Guinée: L’année 1971 fut celle de la terreur et des pendaisons dans tout le pays

Il y a 50 ans ces jours-ci, notre peuple vivait dans une atmosphère ténébreuse et pleine de terreur. Après l’agression du 22 novembre 1970, le régime de Sékou Touré a profité de cet évènement, certes tragique, pour semer terreur, deuil et expropriations accompagnées de pendaisons publiques dans tout le pays.

André Lewin qualifie dans le chapitre XVI de son oeuvre Ahmed Sékou Touré Président de la Guinée de 1958 à 1984, la page de l’histoire guinéenne qui s’est ouverte le 22 novembre comme la “période sombre de l’histoire” de la Guinée 1. Mais en réalité, c’est Sékou Touré lui-même, d’après la note du Prof. Tierno Bah, qui aurait qualifié ainsi cette période. En effet, notre éminent historien, créateur et animateur de site du Mémorial Camp Boiro, écrit:

En réalité, c’est plutôt Sékou Touré qui fut un cadeau empoisoné de Bernard Cornut-Gentille et de Félix Houphouët-Boigny à la Guinée. Il se retourna par la suite contre ses deux parrains et plongea le pays dans une époque ténébreuse de violations du droit et de crimes contre l’humanité. Longue de 31 ans, elle commença par l’assassinat de Yacine Diallo le 29 mars 1954, et ne prit fin qu’à sa mort à Cleveland, USA, le 26 mars 1984. — Tierno S. Bah]

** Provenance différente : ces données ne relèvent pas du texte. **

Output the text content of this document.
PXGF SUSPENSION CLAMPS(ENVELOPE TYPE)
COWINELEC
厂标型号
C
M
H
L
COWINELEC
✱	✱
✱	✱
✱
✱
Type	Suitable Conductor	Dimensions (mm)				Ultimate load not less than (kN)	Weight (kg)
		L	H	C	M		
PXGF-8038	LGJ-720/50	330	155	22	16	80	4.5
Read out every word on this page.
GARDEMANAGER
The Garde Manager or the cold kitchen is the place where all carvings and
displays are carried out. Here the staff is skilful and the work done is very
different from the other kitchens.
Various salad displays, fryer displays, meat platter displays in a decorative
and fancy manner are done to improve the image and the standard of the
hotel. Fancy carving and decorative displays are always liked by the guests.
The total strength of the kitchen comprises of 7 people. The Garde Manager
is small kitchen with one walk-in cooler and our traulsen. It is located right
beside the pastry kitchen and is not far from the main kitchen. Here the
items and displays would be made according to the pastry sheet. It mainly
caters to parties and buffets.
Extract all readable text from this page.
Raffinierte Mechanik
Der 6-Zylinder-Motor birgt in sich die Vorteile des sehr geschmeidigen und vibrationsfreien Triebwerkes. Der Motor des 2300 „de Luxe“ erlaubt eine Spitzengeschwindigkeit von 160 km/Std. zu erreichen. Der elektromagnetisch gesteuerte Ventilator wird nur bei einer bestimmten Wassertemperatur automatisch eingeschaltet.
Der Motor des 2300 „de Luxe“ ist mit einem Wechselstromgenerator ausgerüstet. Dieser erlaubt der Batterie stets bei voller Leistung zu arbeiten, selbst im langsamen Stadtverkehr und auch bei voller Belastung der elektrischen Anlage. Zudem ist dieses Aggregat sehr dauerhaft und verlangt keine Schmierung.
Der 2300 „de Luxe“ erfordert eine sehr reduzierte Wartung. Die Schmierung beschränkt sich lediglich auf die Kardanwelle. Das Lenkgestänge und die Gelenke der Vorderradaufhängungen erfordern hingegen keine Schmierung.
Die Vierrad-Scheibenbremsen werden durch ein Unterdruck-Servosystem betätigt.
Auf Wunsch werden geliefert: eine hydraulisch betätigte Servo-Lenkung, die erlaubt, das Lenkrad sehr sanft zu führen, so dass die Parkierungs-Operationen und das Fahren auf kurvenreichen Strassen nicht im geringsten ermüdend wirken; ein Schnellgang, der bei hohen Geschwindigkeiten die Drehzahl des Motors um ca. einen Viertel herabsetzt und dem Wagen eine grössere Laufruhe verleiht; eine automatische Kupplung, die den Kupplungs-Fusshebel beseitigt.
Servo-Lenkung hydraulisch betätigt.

Sékou Touré exploitera à fond l’occasion pour d’une part, alerter l’opinion internationale et de l’autre faire ce qu’il sait le mieux faire, à savoir de longs discours pour galvaniser la population et couvrir de mensonges des personnalités qui n’avaient rien à faire cette triste histoire pour les arrêter, les torturer et organiser des séances publiques de pendaison.

Dès que l’agression portugaise fut connue du reste du monde, des messages de solidarité affluent de toute part. Le Conseil de sécurité envoie une importante mission composée du Népal (Padarn Bahadur Khatri), de la Zambie (Vernon Johnson Mwanga), de la Colombie (Augusto Espino a), de la Finlande (Max Jakobson) et de la Pologne (Eugeniusz Kulaga). Il y avait aussi des membres du Secrétariat dirigés par M. Debrito, un Brésilien, chef de la section d’information du Département politique.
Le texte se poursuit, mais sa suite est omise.